Title : Atypical retinoid ST1926 nanoparticle formulation development and therapeutic potential in colorectal cancer
Cancer represents a major public health and economic burden, being the second leading cause of death worldwide. Despite recent advances in cancer therapy, anti-cancer drug development remains a challenging field due to several hurdles faced along the process. The use of nanotechnology provides effective drug delivery, enhanced stability, bioavailability, and permeability thereby minimizing drug dosage and toxicity.

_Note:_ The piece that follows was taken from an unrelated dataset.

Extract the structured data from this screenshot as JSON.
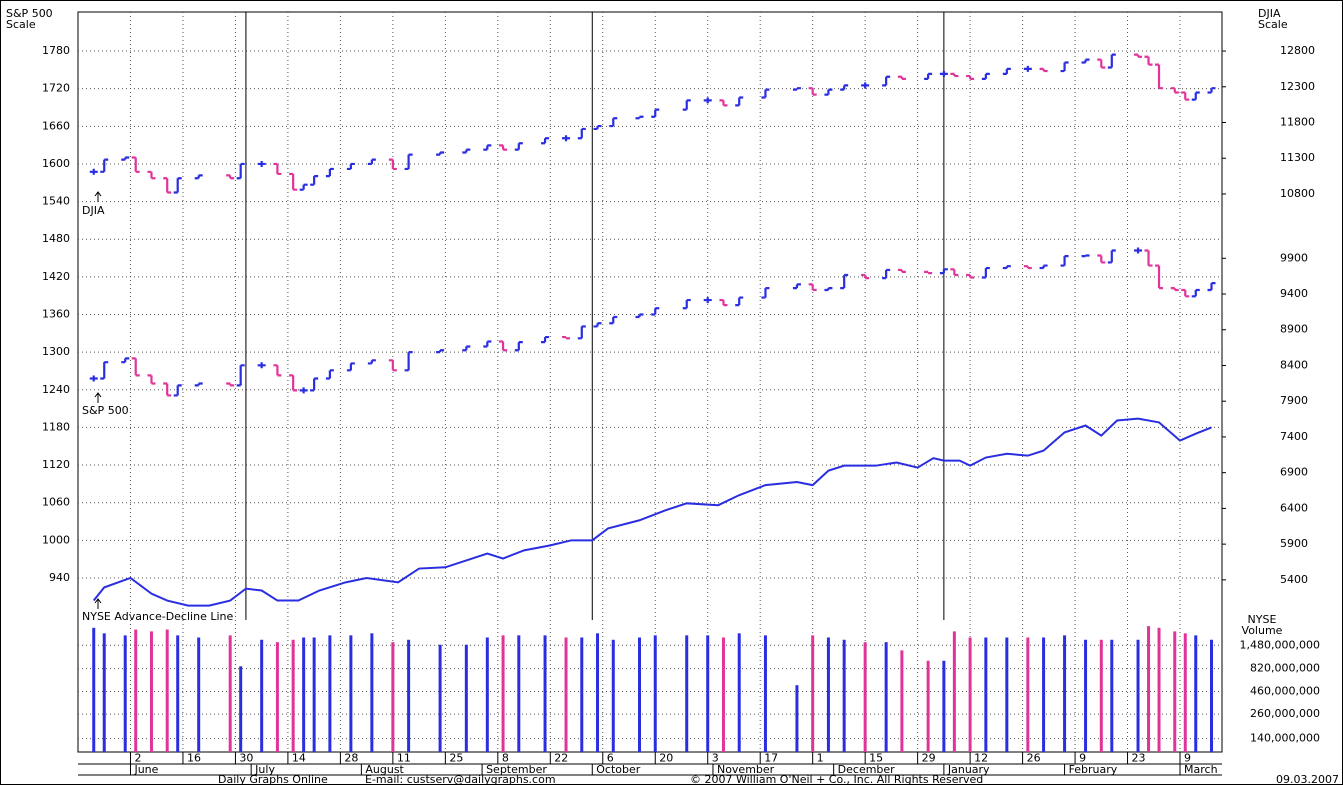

Nanoparticle (NP) formulations in drug delivery have been applied successfully in various cancer models and in the clinic.
We have previously shown that the adamantyl retinoid ST1926 displays potent anti-tumor and apoptotic activities in colorectal cancer in vitro and in vivo models. However, ST1926 is limited by its low bioavailability and increased glucuroconjugation which resulted in it being halted in phase I clinical trials in cancer patients. Therefore, we developed ST1926-NPs and assessed their efficacy in colorectal cancer models. ST1926-NPs were produced using Flash NanoPrecipitation with the amphiphilic diblock copolymer polystyrene-b-ethylene oxide and cholesterol as a co-stabilizer. ST1926 was formulated into NPs with a drug to polymer mass ratio of 1:2 providing a stable formulation for one week. Dynamic light scattering has shown that the contin ST1926-NP diameter was 100 nm, with a polydispersity index of 0.245. Using the MTT cell viability assay, ST1926-NP exhibited potent anti-growth activities as the naked ST1926 in the human colorectal cancer HCT116 cells, at low micromolar concentrations. Future studies will be performed to study the anti-tumor activities and mechanism of action of ST1926-NPs in a colorectal cancer xenograft mouse model and to detect the compound and its glucuroconjugated form in the plasma of mice. Our research will support the use of ST1926-NP formulations in enhancing the stability and bioavailability of ST1926 in colorectal cancer and its further development in the clinic.